Isle investors
laud tax cut

Bush's plan to eliminate taxes
on dividends should boost the
value of stocks, they say

By Dave Segal

Individual investors, who have seen rebates, tax cuts and interest rate reductions fail to rejuvenate their portfolios, may be getting some stimulus with staying power.

The $674 billion economic package that President Bush proposed today includes the elimination of dividend taxes that investors in past years had declared as ordinary income. The proposal was generally cheered by Hawaii stock experts, who said it promises to put more money in consumers' pockets, increase the value of dividend-paying stocks and give corporations more money to spend.

"I think this is profoundly huge," said Paul Loo, senior vice president of Honolulu's Morgan Stanley brokerage. "Growth isn't going to be 20 percent ... a year like it was from 1996 to 2000. It's going to be 8 to 10 percent because growth slows after a bubble bursts and people are shocked into sanity. They don't want companies without earnings. They want proven, established companies -- and those types of companies don't grow at 20 percent a year. They grow at 6 to 10 percent with an average of 8. And if you have a 4 percent yield on a stock and everyone now is willing to take 8 percent, you're halfway home with just the dividend."

Bank of Hawaii Senior Vice President Dave Zerfoss, who manages more than $7 billion in assets for the bank's investment department, anticipates that the abolition of the tax dividend probably will add 5 percent to 8 percent to the return of the stock market.

"It's the most significant thing to happen in the American capital-raising process in a very long time -- certainly since the capital gains tax rate was reduced some years ago," Zerfoss said. "I think it will be very good for the market over time and will encourage companies to take care of shareholders by giving them something much more tangible than the promise of reinvesting the money in other businesses that many companies have had a very checkered success over the years, or to be buying their own shares back."

Zerfoss calculates that a 4 percent dividend under the Bush plan would be the same as a current taxable yield of 7.3 percent for individuals in the highest federal and state tax brackets.

"Dividend checks you can't fake," he added. "There's no funny accounting there. It's cash in your pocket. If all of a sudden you don't have to pay any tax on it, it's a big difference. People start paying attention to dividends again."

Both Loo and Zerfoss said the elimination of dividend taxes also might gain the attention of Microsoft Corp.'s Bill Gates, whose company has $40 billion in cash, nearly $8 billion in annual income, no debt and is the only Dow Jones stock that doesn't pay a dividend.

"Let's say Microsoft decided today to pay a dividend of 4 percent and let's say it's tax free," Loo said. "Microsoft now only has to grow 4 percent to reach that 8 percent expectation. With everything coming down to earnings, that $54 selling stock is going to sell at $75."

Ethan Abbott, an investment representative for financial services firm Edward Jones in Kahala, said "the bottom line is that a cut in dividends is a wonderful thing for investors because it's going to fuel the market."
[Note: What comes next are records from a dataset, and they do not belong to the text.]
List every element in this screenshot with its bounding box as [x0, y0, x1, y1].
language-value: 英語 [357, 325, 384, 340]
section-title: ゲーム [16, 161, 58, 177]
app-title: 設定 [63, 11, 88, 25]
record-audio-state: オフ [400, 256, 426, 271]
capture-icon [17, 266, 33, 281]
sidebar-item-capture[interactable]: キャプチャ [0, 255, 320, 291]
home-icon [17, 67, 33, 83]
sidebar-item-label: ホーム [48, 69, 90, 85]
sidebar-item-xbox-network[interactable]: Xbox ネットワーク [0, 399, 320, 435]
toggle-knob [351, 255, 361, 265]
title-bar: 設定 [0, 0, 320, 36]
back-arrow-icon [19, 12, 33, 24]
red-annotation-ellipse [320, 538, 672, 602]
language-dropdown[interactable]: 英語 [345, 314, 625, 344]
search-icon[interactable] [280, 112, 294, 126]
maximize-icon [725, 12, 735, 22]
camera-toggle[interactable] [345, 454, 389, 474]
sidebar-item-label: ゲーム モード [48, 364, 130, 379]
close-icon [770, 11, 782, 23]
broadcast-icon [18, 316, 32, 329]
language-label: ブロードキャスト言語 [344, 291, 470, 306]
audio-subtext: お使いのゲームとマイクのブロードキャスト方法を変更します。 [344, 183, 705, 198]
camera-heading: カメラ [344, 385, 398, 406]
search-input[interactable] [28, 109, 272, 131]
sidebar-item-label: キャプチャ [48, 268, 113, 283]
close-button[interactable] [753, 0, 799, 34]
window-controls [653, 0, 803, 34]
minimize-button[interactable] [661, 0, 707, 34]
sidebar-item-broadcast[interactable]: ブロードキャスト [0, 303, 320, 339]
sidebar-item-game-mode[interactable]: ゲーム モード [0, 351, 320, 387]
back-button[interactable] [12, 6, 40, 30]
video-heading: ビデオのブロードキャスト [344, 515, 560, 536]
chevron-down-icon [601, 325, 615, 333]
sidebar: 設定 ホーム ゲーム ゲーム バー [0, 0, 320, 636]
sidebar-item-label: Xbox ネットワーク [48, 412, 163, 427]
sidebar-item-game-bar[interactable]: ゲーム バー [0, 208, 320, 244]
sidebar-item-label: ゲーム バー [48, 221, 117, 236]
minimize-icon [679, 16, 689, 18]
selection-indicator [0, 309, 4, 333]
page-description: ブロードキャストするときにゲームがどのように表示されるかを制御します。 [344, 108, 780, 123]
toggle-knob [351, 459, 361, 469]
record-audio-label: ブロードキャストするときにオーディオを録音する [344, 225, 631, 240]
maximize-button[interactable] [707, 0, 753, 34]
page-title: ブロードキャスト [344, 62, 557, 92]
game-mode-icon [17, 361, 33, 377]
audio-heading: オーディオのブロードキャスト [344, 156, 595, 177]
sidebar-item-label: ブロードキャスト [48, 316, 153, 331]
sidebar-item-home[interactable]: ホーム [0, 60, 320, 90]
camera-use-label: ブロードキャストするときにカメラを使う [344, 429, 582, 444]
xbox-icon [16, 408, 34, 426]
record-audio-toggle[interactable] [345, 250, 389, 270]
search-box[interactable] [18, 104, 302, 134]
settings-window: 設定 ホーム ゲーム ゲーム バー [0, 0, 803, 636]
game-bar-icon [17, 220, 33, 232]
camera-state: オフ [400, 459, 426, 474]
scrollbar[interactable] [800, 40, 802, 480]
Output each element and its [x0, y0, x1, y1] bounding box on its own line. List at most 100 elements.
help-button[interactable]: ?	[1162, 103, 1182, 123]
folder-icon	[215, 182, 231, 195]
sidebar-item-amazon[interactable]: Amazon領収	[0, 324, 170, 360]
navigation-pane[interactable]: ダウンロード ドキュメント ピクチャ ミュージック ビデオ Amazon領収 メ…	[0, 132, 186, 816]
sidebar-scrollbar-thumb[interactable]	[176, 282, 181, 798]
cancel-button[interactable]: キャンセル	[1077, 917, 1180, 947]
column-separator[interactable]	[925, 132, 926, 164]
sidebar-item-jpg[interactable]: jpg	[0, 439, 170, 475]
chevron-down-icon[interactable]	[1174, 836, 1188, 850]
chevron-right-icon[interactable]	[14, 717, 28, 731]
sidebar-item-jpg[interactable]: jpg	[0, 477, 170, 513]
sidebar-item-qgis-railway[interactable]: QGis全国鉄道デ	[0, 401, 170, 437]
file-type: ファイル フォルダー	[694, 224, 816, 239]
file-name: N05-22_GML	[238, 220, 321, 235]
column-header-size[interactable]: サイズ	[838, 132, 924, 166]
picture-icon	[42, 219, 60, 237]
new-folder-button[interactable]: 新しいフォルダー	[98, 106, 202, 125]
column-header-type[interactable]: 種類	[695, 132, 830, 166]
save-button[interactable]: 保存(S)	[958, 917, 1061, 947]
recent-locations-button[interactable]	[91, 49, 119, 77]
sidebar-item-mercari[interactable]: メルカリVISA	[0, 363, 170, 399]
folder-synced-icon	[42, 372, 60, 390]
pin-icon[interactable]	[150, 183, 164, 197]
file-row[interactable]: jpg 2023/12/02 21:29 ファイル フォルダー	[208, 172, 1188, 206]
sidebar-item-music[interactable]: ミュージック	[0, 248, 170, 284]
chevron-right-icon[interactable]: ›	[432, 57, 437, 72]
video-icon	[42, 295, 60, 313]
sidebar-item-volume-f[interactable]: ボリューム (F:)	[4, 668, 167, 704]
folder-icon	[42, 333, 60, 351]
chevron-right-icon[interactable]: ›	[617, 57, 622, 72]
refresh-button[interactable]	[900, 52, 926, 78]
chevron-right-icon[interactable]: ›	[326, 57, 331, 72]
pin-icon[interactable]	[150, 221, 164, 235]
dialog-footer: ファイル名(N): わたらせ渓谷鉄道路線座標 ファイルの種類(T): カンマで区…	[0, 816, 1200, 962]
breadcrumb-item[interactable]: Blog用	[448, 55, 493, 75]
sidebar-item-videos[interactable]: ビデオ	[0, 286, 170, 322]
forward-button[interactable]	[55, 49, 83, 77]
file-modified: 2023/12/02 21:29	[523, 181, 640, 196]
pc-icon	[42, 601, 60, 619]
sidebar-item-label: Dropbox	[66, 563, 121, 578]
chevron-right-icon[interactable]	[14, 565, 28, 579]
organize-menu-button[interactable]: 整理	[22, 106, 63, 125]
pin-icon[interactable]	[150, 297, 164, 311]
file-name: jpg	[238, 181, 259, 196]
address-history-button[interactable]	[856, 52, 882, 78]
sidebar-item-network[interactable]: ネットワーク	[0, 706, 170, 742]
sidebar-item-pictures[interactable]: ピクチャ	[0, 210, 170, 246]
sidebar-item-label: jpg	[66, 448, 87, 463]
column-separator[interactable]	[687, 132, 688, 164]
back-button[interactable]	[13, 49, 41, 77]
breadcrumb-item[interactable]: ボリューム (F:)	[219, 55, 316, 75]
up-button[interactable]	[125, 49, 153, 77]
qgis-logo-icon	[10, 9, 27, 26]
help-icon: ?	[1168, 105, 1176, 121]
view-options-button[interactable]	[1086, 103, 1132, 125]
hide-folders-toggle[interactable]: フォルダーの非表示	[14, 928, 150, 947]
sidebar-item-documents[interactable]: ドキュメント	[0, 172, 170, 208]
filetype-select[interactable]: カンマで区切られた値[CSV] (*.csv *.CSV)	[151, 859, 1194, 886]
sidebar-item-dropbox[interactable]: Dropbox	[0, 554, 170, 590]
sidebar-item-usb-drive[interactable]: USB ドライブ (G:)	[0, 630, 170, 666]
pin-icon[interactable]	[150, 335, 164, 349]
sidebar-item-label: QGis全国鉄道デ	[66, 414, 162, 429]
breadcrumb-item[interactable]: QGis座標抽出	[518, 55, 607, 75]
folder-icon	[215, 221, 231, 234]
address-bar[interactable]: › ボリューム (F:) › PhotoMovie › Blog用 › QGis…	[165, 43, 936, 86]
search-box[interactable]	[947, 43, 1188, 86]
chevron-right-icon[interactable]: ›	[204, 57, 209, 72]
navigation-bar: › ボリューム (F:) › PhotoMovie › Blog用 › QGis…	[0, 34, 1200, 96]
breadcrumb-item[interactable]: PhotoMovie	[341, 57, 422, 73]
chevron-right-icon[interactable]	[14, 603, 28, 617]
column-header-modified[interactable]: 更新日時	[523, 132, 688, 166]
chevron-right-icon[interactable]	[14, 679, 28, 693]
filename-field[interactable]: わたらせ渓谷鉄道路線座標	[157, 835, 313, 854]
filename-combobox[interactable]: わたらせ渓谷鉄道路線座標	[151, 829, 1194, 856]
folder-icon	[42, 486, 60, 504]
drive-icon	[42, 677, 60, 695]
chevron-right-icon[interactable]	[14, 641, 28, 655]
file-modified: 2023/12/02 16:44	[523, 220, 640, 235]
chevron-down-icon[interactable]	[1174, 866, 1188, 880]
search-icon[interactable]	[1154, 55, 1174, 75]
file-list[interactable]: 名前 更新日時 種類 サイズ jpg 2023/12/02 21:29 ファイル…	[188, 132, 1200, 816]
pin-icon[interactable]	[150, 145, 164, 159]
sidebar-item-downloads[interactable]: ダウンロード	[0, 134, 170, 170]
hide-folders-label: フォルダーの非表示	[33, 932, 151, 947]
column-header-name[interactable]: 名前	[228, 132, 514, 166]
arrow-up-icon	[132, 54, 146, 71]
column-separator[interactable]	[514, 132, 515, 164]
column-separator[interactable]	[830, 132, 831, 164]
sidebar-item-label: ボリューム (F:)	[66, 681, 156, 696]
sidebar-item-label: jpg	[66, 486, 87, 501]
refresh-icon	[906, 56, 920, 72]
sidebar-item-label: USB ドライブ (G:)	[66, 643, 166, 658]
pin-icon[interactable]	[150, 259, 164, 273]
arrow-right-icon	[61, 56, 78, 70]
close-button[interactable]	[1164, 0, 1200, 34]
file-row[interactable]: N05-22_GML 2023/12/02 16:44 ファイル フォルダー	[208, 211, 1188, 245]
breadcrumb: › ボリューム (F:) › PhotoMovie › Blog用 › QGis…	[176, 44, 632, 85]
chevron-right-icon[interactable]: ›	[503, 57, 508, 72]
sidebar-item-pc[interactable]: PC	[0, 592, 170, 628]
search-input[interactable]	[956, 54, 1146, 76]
But as good as the elimination of the dividend tax sounds, though, it isn't for everyone.

State and local governments would suffer on two fronts:

>> Their tax revenues would be reduced because of the lost dividend taxes.

>> Their borrowing costs would increase because the yields they pay on their municipal bonds likely would have to be raised to remain competitive with dividend-paying stocks. That's because tax-exempt bonds would be less attractive since stock dividends also would be tax exempt.

Portfolio manager Barry Hyman, a vice president with Financial & Investment Management Group Ltd. in Wailuku, Maui, isn't sold on Bush's proposal.

He said there is no guarantee Bush's plan will work because it represents only a small portion of the economy.

Hyman said the domino effect that the Bush administration is counting on to trickle down through the economy is a "Pollyanna scenario."

"Equities as measured by the prices of the major U.S. stock market indexes are still overvalued," Hyman said. "Overvaluation tends to have a dampening effect on such a small stimulus. So there is no guarantee it will work. In light of this glass half full but half empty scenario, we believe high-income-paying stocks, convertibles and bonds are investors' best bets."

Democrats have argued that Bush's proposal would benefit mainly the wealthiest Americans, but Zerfoss said Bush is heading down the right track.

"If you have an American who is paying no taxes, why should that person be entitled to money?" Zerfoss said. "If 5 percent of the earners are paying 50 percent of the income taxes, why wouldn't they get the lion's share of the tax reduction?"